As the frontier closed, the nation increasingly embarked on a worldwide commercial expansion. The driving imperative of American diplomacy was to promote the free passage of ideas and goods across borders. Perhaps the seminal figure in modern American diplomatic history is Wilson: liberals and conservatves are all good Wilsonians. Hoover and Reagan and Bush were every bit as Wilsonian as were FDR and JFK. The idea of Wilson was to make the world safe for democracy - and for American capitalism. Even the so-called isolationists of the 1920s were Wilsonians in the sense of attempting to use American economic power to encourage political and trading systems that would be orderly and friendly to American goods and ideas.

The American Age hit its zenith by 1955. After that we have seen a long decline in American economic and political influence. We have all the hallmarks of a declining power -- increasing reliance on military power, debt, trade imbalance, and a refusal to recognize the reality of our own decline. We ruined ourselves in winning the Cold War and now are in an existential crisis seeking to find some new principle to order our foreign affairs. It is not surprising that Bush seized on the "Global War on Terror." We need an easy enemy, and we need to be fighting wars -- it's the old Truman playbook in a different form.

Do the traits that led to the rise and triumph of America serve the nation in the challenges presented by the new Century? Or do those same traits guaranty the nation's ultimate demise? In the more complex multilateral world faced with serious resource limitations, overpopulation, and vulnerability to man-made destructive forces, do we need individualism, unbridled capitalism, expansionism, and resistance not just to international authority but even to national federal authority? Or do we need a more European perspective. The Europeans, having ruined themselves in two wars, lack our hubris and are more amenable to communitarian ideas, limitations on resource use, and stronger international authority.
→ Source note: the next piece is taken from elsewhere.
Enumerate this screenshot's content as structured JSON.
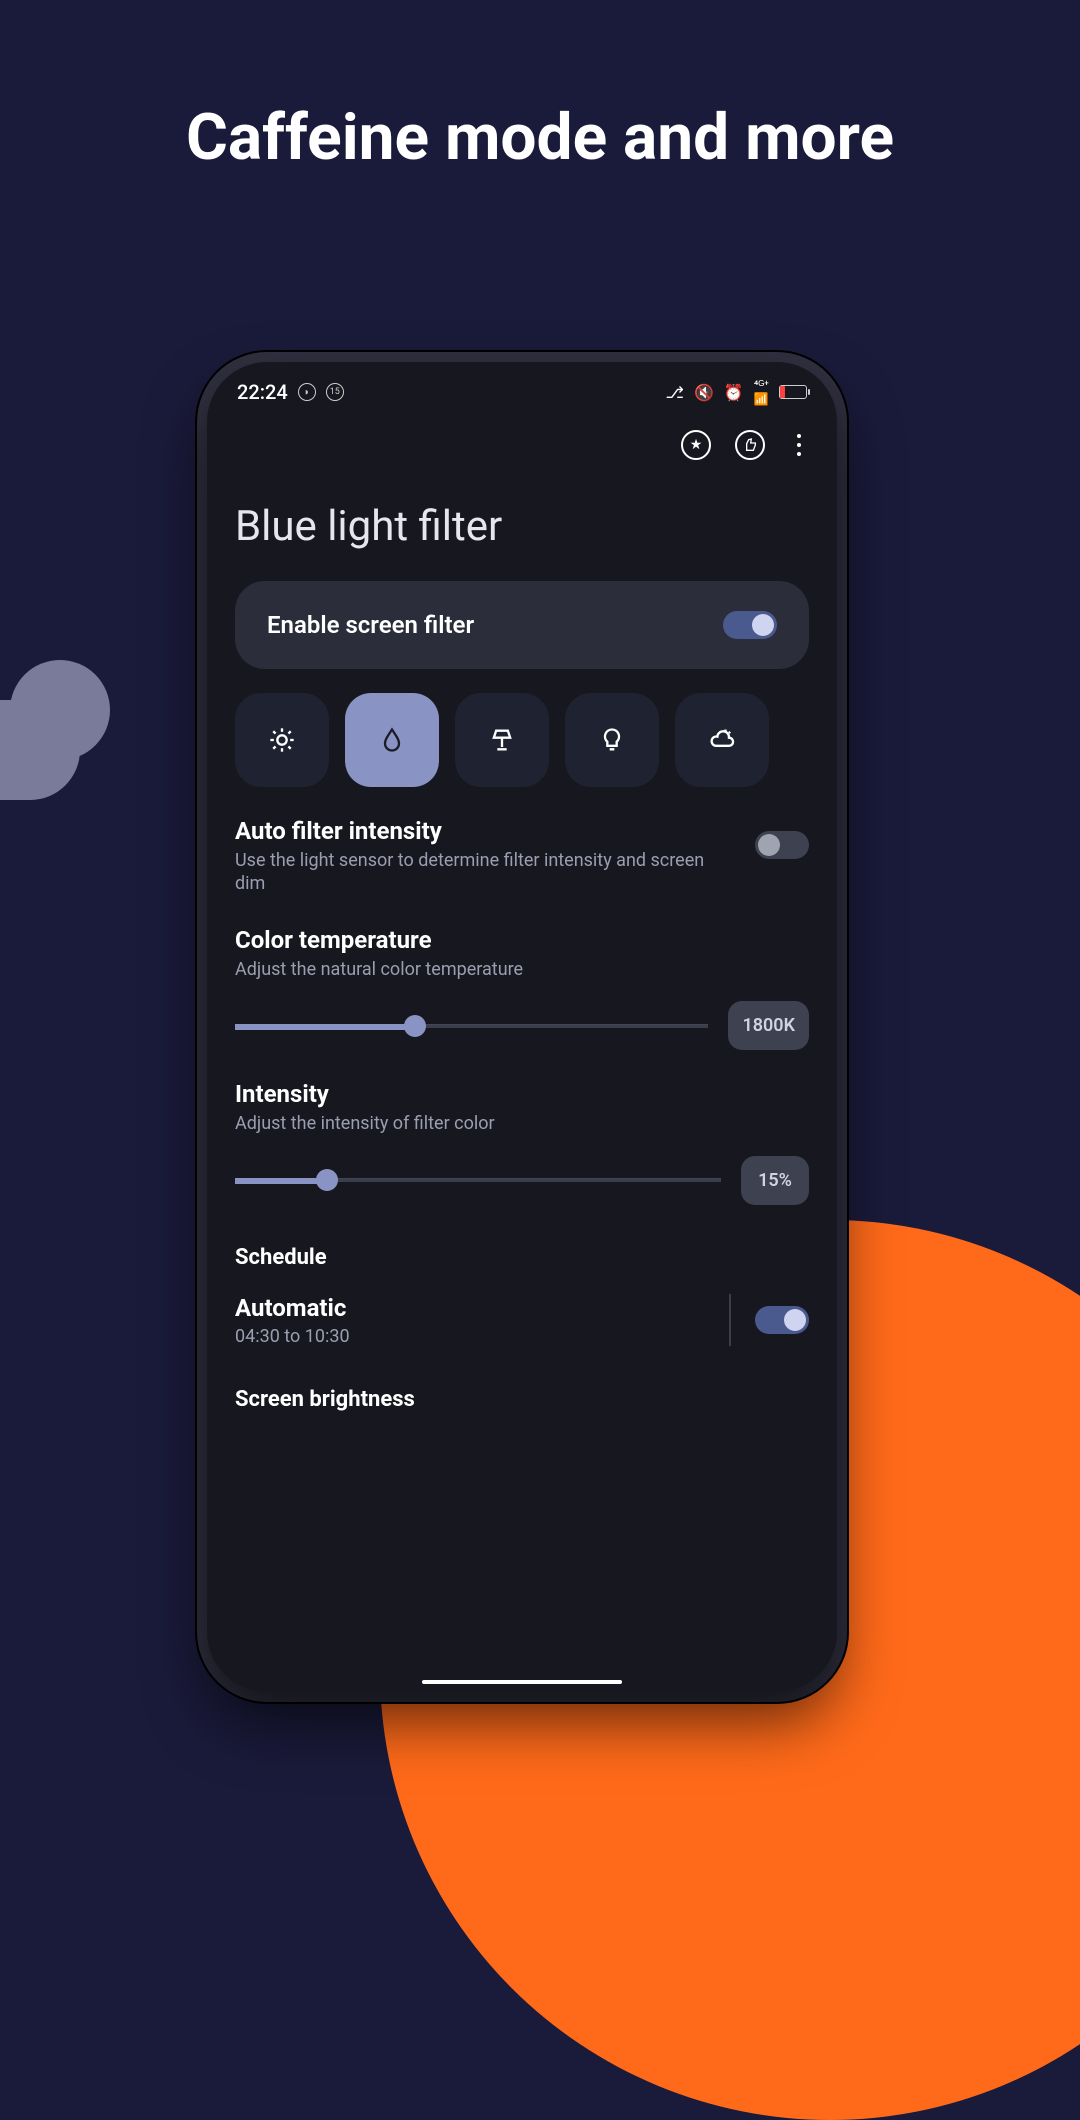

Ironically enough, Wilson was himself perhaps the first modern European. He parted company with the U.S. by insisting on a real set of international commitments, restraints on U.S. freedom of action, and collective security. We didn't go in his direction, but Europe did and is perhaps the stronger for it.

Well, not all of the above is from LaFeber, but this is what I get out of his book. I highly recommend the book.
1 of 1 people found the following review helpful
5.0 out of 5 stars Excellent work 3 Dec 2011
By David - Published on Amazon.com
This book is an excellent overview of US foreign policy, covering topics all the way up to the 21st century. LaFeber keeps it pretty fresh and it's an enjoyable read. I had this assigned for a US foreign policy class and it served me very well. Of course, it will condense into a few pages what many scholars will write volumes on, but it condenses events succinctly. LaFeber cites everything and his bibliographies are easily accessible for anyone who wants to delve into the sources. Like other reviews said, LaFeber puts in several images of political cartoons, maps, photographs, paintings, video captures, and so on which provide the reader with more than just text. While LaFeber is not unfair, he does tend to take a moral stance.